Principles Of Interpretation of the Lists
The courts have developed several norms to interpret the entries in these lists.
• Each entry to be interpreted broadly.
The Supreme Court: “The cardinal rule of interpretation is that the entries in the legislative lists are not to be read in a narrow or restricted sense and that each general word should be held to extend to all ancillary or subsidiary matters which can fairly and reasonably be said to be comprehended in it.The widest possible construction,according to the ordinary meaning of the words in the entry,must be put upon them.In construing the words in a constitutional document conferring legislative power the most liberal construction should be put upon the words so that the same may have effect in their widest amplitude”.

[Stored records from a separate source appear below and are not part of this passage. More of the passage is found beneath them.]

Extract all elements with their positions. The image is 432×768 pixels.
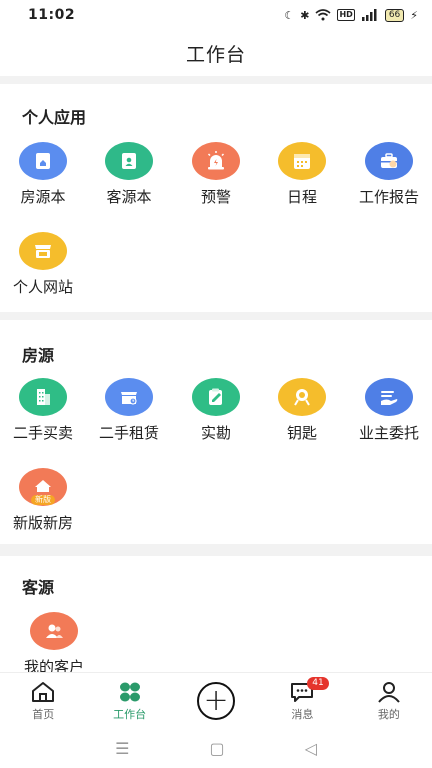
section-clients: 客源 我的客户 [0,556,432,676]
app-owner-entrust[interactable]: 业主委托 [346,378,432,443]
profile-icon [378,681,400,703]
home-square-icon[interactable]: ▢ [209,739,224,758]
new-version-tag: 新版 [31,495,55,505]
section-title: 个人应用 [22,108,87,127]
tab-label: 消息 [291,707,314,721]
hd-icon: HD [337,9,355,21]
app-label: 预警 [200,188,231,206]
building-icon [19,378,67,416]
calendar-icon [278,142,326,180]
page-title: 工作台 [185,43,246,66]
section-housing: 房源 二手买卖 二手租赁 实勘 钥匙 业主委托 新版 新版新房 [0,320,432,544]
app-label: 钥匙 [286,424,317,442]
new-house-icon: 新版 [19,468,67,506]
entrust-icon [365,378,413,416]
tab-label: 工作台 [113,707,147,721]
section-title: 房源 [22,346,55,365]
bluetooth-icon: ✱ [300,8,310,22]
add-icon: + [197,681,236,720]
app-house-book[interactable]: 房源本 [0,142,86,207]
menu-icon[interactable]: ☰ [115,739,129,758]
client-book-icon [105,142,153,180]
app-label: 二手租赁 [98,424,159,442]
app-secondhand-rental[interactable]: 二手租赁 [86,378,172,443]
house-book-icon [19,142,67,180]
tab-mine[interactable]: 我的 [346,673,432,728]
app-schedule[interactable]: 日程 [259,142,345,207]
app-label: 新版新房 [12,514,73,532]
my-clients-icon [30,612,78,650]
home-icon [32,681,55,702]
status-time: 11:02 [28,7,76,23]
app-new-house[interactable]: 新版 新版新房 [0,468,86,533]
app-label: 日程 [286,188,317,206]
tab-add[interactable]: + [173,673,259,728]
signal-icon [361,9,377,21]
app-my-clients[interactable]: 我的客户 [11,612,97,677]
section-personal-apps: 个人应用 房源本 客源本 预警 日程 工作报告 个人网站 [0,84,432,312]
app-label: 二手买卖 [12,424,73,442]
app-alert[interactable]: 预警 [173,142,259,207]
app-label: 工作报告 [358,188,419,206]
status-icons: ☾ ✱ HD 66 ⚡ [284,8,418,22]
app-label: 个人网站 [12,278,73,296]
app-keys[interactable]: 钥匙 [259,378,345,443]
app-label: 业主委托 [358,424,419,442]
app-label: 房源本 [20,188,66,206]
charging-icon: ⚡ [410,8,418,22]
moon-icon: ☾ [284,8,295,22]
battery-icon: 66 [384,8,405,22]
survey-icon [192,378,240,416]
tab-label: 首页 [32,707,55,721]
message-count-badge: 41 [307,677,329,690]
tab-label: 我的 [377,707,400,721]
bottom-tab-bar: 首页 工作台 + 41 消息 我的 [0,672,432,728]
key-icon [278,378,326,416]
app-personal-site[interactable]: 个人网站 [0,232,86,297]
briefcase-icon [365,142,413,180]
workbench-icon [119,682,140,701]
status-bar: 11:02 ☾ ✱ HD 66 ⚡ [0,0,432,30]
app-label: 客源本 [106,188,152,206]
tab-messages[interactable]: 41 消息 [259,673,345,728]
section-title: 客源 [22,578,55,597]
storefront-icon [19,232,67,270]
tab-workbench[interactable]: 工作台 [86,673,172,728]
wifi-icon [315,9,331,21]
tab-home[interactable]: 首页 [0,673,86,728]
rental-icon [105,378,153,416]
back-icon[interactable]: ◁ [305,739,317,758]
app-client-book[interactable]: 客源本 [86,142,172,207]
app-survey[interactable]: 实勘 [173,378,259,443]
app-label: 实勘 [200,424,231,442]
alarm-icon [192,142,240,180]
system-nav-bar: ☰ ▢ ◁ [0,728,432,768]
app-secondhand-sale[interactable]: 二手买卖 [0,378,86,443]
page-header: 工作台 [0,30,432,76]
app-work-report[interactable]: 工作报告 [346,142,432,207]
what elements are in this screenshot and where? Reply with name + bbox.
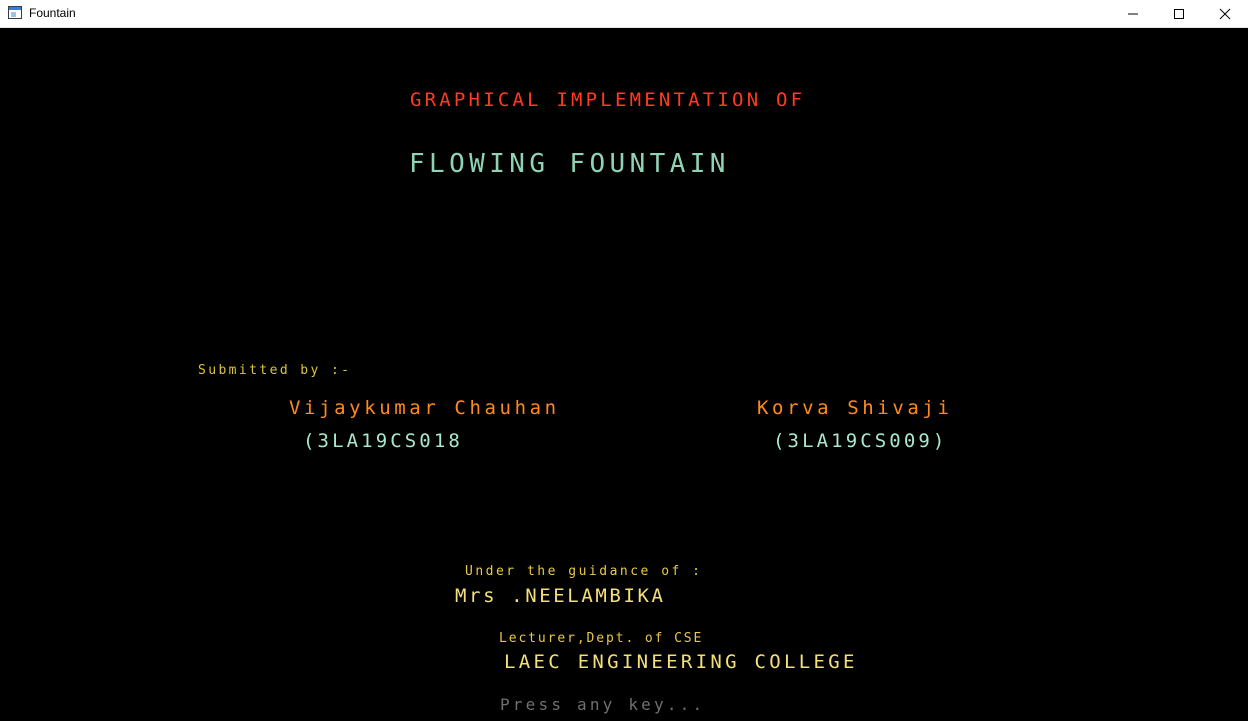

• Harmonious interpretation of entries.
Some of the entries in the different lists may overlap or may appear to be in direct conflict with each other.
To harmonise and reconcile conflicting entries in the lists,it may be necessary to read and interpret the relevant entries together,and,where necessary,restrict the ambit of the broader entry in favour of the narrower entry so that it is not eaten up by the former.

• Rule of pith and Substance.
This rule envisages that the legislation as a whole be examined to ascertain its its ‘true nature and character’in order to determine to what entry of the list it relates.In determining whether the impugned Act is a law with respect to a given power,the court has to consider whether the Act, in its Pith and Substance,is a law on the subject in question.Incidental encroachment is not altogether forbidden.

• Doctrine of colourable legislation.
It is based on the maxim that what cannot be done directly cannot also be done indirectly.It is only when a legislature having no power to legislate frames a legislation so camouflaging the same as to make it appear to fall within its competence, the legislation enacted may be regarded as colourable legislation.